А впереди — кресты, кресты, памятники с полумесяцами, надгробия… И лица — ни одного знакомого, но у каждого в чертах что-то, что напоминает о том времени. О том, чего он избежал тогда, о том, как проскользнул по самому краю. Какие-то блаженные они на портретах; жалеют о своей судьбе? Или всё равно? А кто-то и гордится, наверное…
Глаза Вовы на портрете закрывает гроздь вишни. Марат обламывает ветвь, катает ягодки на ладони. Бросает горсть в рот; кислая, зараза. И тогда — тогда — такой была.

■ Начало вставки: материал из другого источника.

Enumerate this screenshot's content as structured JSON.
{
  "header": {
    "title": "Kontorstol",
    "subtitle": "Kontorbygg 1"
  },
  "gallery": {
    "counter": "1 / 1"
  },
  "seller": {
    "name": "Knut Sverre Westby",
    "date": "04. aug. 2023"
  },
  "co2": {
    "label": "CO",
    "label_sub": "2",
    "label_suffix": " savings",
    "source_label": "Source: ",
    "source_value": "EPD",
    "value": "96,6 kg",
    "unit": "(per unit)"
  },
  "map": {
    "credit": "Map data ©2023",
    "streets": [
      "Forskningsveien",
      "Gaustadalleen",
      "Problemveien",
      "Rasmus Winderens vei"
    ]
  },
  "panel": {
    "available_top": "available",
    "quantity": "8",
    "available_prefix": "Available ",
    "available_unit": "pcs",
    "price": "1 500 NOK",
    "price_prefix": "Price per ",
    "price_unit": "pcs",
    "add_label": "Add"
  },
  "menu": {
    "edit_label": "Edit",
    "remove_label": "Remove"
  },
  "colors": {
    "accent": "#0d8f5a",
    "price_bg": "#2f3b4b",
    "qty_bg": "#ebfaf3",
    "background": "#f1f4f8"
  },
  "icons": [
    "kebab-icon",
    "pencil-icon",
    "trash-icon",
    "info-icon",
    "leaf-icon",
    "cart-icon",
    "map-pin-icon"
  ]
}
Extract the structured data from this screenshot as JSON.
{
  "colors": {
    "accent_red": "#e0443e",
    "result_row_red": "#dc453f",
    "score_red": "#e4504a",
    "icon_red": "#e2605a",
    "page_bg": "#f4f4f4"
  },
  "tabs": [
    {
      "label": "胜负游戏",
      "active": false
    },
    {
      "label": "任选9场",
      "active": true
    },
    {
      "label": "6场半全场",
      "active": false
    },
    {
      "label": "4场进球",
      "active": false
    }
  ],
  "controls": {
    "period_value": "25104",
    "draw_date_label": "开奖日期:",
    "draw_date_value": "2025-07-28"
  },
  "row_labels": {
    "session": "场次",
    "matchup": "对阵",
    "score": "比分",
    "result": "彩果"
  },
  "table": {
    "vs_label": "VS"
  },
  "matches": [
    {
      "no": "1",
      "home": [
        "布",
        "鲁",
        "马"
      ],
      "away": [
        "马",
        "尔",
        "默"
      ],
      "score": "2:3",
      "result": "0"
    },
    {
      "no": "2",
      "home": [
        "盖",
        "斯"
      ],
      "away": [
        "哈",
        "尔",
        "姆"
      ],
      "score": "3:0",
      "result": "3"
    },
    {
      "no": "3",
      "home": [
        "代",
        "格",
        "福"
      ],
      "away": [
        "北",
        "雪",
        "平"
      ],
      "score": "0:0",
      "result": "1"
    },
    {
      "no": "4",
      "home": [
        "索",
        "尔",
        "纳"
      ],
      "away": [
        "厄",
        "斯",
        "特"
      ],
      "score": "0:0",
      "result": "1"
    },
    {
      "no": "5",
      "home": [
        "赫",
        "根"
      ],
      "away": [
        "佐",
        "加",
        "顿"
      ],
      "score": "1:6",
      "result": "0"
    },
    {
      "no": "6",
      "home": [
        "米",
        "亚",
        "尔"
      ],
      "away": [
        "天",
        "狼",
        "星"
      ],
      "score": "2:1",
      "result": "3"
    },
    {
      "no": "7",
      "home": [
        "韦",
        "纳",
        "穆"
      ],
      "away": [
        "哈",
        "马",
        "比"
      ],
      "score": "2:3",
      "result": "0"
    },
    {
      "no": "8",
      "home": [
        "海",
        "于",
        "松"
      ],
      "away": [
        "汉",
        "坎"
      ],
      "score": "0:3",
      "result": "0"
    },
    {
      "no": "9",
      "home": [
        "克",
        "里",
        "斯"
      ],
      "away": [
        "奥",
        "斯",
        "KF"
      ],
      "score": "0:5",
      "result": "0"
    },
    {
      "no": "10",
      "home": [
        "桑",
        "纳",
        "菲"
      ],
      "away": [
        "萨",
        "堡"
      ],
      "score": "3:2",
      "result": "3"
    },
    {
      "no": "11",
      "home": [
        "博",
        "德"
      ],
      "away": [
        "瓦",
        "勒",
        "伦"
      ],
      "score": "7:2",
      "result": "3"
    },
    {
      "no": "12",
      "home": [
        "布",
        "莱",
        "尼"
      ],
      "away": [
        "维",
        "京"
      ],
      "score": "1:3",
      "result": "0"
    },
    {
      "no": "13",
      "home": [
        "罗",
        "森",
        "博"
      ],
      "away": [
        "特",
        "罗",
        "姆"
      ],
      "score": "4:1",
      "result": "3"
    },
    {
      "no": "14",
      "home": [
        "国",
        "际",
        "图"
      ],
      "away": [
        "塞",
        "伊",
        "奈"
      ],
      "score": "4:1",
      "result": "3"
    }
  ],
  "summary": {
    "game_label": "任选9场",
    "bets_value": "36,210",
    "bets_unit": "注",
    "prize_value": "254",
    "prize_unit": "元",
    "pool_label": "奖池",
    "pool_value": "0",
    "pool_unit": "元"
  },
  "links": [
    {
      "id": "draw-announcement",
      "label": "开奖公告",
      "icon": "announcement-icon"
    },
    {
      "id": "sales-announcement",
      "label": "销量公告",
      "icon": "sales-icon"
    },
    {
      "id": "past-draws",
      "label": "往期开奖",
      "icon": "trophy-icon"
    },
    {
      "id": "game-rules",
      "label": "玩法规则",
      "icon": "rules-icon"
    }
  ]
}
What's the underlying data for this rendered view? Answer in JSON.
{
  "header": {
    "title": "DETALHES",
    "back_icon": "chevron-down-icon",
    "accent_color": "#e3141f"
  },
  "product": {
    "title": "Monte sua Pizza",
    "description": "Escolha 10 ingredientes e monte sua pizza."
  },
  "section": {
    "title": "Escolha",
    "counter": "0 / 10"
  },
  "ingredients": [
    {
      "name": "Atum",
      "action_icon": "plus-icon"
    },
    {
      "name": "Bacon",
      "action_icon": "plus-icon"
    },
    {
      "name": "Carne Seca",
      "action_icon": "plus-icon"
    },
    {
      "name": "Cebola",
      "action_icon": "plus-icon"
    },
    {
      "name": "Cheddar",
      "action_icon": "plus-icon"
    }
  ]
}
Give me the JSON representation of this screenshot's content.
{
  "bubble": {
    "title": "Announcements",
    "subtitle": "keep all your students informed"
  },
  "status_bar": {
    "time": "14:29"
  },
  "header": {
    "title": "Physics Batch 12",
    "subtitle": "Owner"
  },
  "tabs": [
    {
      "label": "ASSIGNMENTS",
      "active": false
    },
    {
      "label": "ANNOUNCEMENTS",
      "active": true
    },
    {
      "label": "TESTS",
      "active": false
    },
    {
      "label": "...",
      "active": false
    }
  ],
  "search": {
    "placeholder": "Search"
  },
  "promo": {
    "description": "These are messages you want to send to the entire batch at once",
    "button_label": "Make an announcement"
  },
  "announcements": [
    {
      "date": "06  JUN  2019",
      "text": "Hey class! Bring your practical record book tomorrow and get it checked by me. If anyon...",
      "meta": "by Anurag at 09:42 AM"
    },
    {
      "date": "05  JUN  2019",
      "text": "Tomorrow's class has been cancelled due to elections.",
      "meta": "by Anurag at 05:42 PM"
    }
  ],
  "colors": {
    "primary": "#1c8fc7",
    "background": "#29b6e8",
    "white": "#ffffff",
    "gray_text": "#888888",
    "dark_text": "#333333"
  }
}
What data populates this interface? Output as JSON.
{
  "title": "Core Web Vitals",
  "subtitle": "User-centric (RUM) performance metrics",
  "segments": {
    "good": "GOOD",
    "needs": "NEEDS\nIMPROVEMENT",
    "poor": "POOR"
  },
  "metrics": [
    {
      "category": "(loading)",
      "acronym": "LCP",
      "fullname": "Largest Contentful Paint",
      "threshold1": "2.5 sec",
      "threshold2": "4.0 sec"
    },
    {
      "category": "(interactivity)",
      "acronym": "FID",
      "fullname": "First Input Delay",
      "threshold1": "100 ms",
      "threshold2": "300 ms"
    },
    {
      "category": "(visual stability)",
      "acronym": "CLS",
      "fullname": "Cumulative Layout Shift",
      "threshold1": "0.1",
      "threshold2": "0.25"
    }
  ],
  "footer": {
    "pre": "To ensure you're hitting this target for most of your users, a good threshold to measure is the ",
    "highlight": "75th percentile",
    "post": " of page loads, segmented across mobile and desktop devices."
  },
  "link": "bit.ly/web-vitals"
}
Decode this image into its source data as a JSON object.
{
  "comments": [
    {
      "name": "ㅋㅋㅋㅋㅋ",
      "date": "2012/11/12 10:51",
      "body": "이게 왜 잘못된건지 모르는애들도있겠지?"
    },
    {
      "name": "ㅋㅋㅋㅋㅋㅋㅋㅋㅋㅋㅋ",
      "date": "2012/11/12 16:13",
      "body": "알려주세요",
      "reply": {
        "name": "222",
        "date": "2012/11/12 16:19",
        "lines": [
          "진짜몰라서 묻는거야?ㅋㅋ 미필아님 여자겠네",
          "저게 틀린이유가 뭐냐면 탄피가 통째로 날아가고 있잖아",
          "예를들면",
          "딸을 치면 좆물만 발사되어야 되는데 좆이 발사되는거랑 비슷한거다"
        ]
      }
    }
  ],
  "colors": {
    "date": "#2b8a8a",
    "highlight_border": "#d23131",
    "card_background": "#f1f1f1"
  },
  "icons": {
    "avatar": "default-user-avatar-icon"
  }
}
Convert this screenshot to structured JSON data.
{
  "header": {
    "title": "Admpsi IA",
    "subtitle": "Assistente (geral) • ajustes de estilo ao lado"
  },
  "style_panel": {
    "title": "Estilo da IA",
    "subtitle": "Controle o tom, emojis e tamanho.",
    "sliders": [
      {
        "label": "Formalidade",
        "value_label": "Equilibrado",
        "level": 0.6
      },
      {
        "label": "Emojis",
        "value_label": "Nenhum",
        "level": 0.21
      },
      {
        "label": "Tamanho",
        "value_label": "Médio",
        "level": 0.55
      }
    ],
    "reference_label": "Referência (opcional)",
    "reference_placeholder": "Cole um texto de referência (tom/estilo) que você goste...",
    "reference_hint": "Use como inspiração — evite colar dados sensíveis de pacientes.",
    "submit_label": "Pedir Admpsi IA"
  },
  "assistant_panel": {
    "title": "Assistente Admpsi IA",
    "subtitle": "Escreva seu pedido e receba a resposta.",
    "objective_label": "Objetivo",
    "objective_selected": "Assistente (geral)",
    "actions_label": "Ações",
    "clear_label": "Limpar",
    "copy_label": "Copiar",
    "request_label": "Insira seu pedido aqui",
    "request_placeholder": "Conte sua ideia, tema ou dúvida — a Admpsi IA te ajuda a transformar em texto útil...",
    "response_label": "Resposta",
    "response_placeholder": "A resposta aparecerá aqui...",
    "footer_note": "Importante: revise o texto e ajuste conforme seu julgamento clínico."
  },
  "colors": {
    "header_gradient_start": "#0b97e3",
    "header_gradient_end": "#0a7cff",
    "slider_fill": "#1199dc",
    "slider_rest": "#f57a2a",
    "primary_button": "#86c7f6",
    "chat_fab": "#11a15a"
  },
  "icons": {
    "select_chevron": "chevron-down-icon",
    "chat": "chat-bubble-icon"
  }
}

Ну, братец… Почти десять лет минуло.
Вова на памятнике совсем юный — это сейчас, уже будучи старше брата, Марат видит. Фотка ещё до Афгана, поэтому глаза иные, даже не узнать. Он ведь когда вернулся, Марат не думал даже, что что-то могло быть не так. Вова Адидас дома, снова держит район. А что брат иногда лежит, как труп — руки по швам, ноги вместе — на кровати и пялит в потолок часами, так это ничего. Улица эту дурь быстро из головы выбьет. А — не выбила; что-то там у него сломалось после Афгана. Вова ни с кем не делился. Травил байки, песни пел с фронта — а сам молчком, ничего толком не сказал. И всем нормально.
Его бы выслушать тогда — как брат брата, как только братья и могут, — поменялось бы что-то? Марат давно если бы да кабы не примеряет ни на кого. Сделанного не воротишь.
Да всё равно смотреть ему в глаза, живому-мёртвому, — трудно.
Что у тебя на уме было? И к кому этот вопрос — к Вове или к Марату?
Марат вздыхает и принимается драть сорняки на могиле. Никто за ней давно не ухаживал. Наверное, все пацаны его — сами давно в земле лежат, поэтому некому навещать. Ну, ничего. Пока шёл, нарвал васильков. Вот тебе, брат, и букетик — и ягоды будут. Ну прямо натюрморт, любуйся, пока не надоест.
А ягоды красивые такие… Хоть и невкусные. Наливные, густого цвета. Какое лето уже тут растут, зреют, кормят зверушек? Такое по счёту лето… Кому их считать, кроме него да матери?
Красивые… У девчонки одной такие губы были — алые, что эта вишня. А на скрипке она играла не в пример лучше, чем этими самыми губами целовалась.
Марат набирает горсть побольше. Если осмелится навестить её могилу — занесёт. А пока — могила брата, и ветер меж крестов, неугомонный, носится, и солнце на вишне бликами играет. Тишь да гладь… Тут хоть ненадолго можно примириться с собой, поговорить с прошлым честно и без спешки, приоткрыть душу, залатанную кое-как.
Марат вдыхает полной грудью кладбищенского воздуха.